Anywho, mid-way through many conversations as my head was spinning and my thoughts were churning, I realized the irony in it all. I am a mere four years older then this beautiful woman of God and yet it seems the same things that I advise her to seek and live out, I myself am having trouble doing the same in. My heart felt weirdly conflicted as the things I felt led to reassure her in and remind her of, were things I don't often remind myself of. Or I don't often believe.

While it was honestly just frustrating in the beginning, it was surprisingly liberating once I processed it all a bit. The beauty in sharing thoughts that you could use yourself is that you see the reality of what changes need to be made in your life. What things you need to work on or pray through in order to truly practice what you preach. Even to see truths that you rarely lived our before because you rarely realized you lacked. From giving advice and then flipping the script on myself I was able to see how I need to do something about it.

----------------------------------------------------------------------------------------------------------------------------------

Don't compare friendships. They don't deserve it and neither do you. A one year friendship won't look like a ten year friendship, and that's okay. There is beauty in both of them. Stop trying to force-feed deep relationships, they'll happen. There's something to be said for a friendship that's lasted 8 years, grown through grief and joys and trials and big life decisions. There is also something to be said for friendships that are instantaneously strong and make you feel like you've known the other person forever (when in reality, it's only been a year).

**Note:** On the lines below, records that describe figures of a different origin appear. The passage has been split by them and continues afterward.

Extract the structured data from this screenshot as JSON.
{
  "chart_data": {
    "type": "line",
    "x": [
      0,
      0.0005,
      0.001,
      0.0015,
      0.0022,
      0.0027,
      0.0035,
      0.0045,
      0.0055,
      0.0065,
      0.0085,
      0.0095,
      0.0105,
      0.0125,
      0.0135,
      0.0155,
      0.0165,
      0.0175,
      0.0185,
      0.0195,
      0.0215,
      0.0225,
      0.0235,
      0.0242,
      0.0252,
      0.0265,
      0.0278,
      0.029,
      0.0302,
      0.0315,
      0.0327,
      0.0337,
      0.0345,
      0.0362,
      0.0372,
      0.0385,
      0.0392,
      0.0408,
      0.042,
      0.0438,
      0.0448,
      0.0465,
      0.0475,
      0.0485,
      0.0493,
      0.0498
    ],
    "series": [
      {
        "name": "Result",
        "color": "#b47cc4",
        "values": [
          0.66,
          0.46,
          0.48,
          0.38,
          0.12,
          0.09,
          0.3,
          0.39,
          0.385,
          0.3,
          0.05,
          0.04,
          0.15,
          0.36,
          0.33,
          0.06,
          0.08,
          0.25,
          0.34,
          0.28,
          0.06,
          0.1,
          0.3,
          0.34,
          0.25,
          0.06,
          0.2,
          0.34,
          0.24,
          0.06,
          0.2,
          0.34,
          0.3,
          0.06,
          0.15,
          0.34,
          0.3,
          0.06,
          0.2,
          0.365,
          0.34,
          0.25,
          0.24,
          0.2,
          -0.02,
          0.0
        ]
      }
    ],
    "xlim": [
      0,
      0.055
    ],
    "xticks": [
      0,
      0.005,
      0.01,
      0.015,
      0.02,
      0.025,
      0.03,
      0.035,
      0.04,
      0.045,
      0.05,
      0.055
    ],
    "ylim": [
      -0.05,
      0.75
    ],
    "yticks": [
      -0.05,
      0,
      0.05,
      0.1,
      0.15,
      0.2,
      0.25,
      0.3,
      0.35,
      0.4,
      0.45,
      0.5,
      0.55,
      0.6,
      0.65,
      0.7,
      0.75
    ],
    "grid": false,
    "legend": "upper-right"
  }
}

Know what you deserve. Period. Point blank. Not only with men, but in life, in careers, in friendships, in roommates. I can't count on my fingers the number of times in the past that I charged $20 for a design project that most any designer on planet Earth would have charged five times the price for. Also, I can't count the number of times I lacked the bravery to stand up for myself when I should have. Grace does not necessarily equate with getting walked all over.

Speak up. The tongue has the power of life and death, and sometimes it brings life to you to speak things in to existence or to bring up something thats hard on your heart, it's not always just for the other person. In that stems one of the hardest truths that I wrestle with and just blatently suck at living out: confrontation is necessary sometimes. And it doesn't have to look messy or mean and it doesn't always have to be hurtful. Speaking the truth in love is Biblical, and it's something I'm trying to live out lately for sure.

Say yes. But learn how to say no too. You are not racking up God's favor or earning God's love by doing a bunch of things. Just because you are busier or your calender is more full than everyone else's around you, doesn't mean you are somehow pleasing God more. And this is coming from a chick that knows how to lay on the commitments. Commitments amount to so little if you have no time to put into them. Choose what you say yes to wisely.

Learn what's soul care for you. And do it often. This year, soul care meant reading every night before I went to bed, cooking fancy dinners for myself, and watching movies. Next year, I'm striving to try new coffee shops, design for myself for fun (instead of always just designing for clients), and to take morning gym classes to start the day off right. Whether it's bubble baths or art projects or going to shows or museums or writing poetry or spending quality time with friends- do it. It's not selfish. And it's too often forgotten under the pile of 'things to do.' 

Give yourself space to not know. We are foolish if we think we are human robots that have to have all the answers. You don't have to have a life plan always. You don't have to be a human encyclopedia. You don't have to have a well-rehearsed answer when people ask you questions about who you are or what you want to do next in life. You aren't God, aka chill. Enjoy life a little.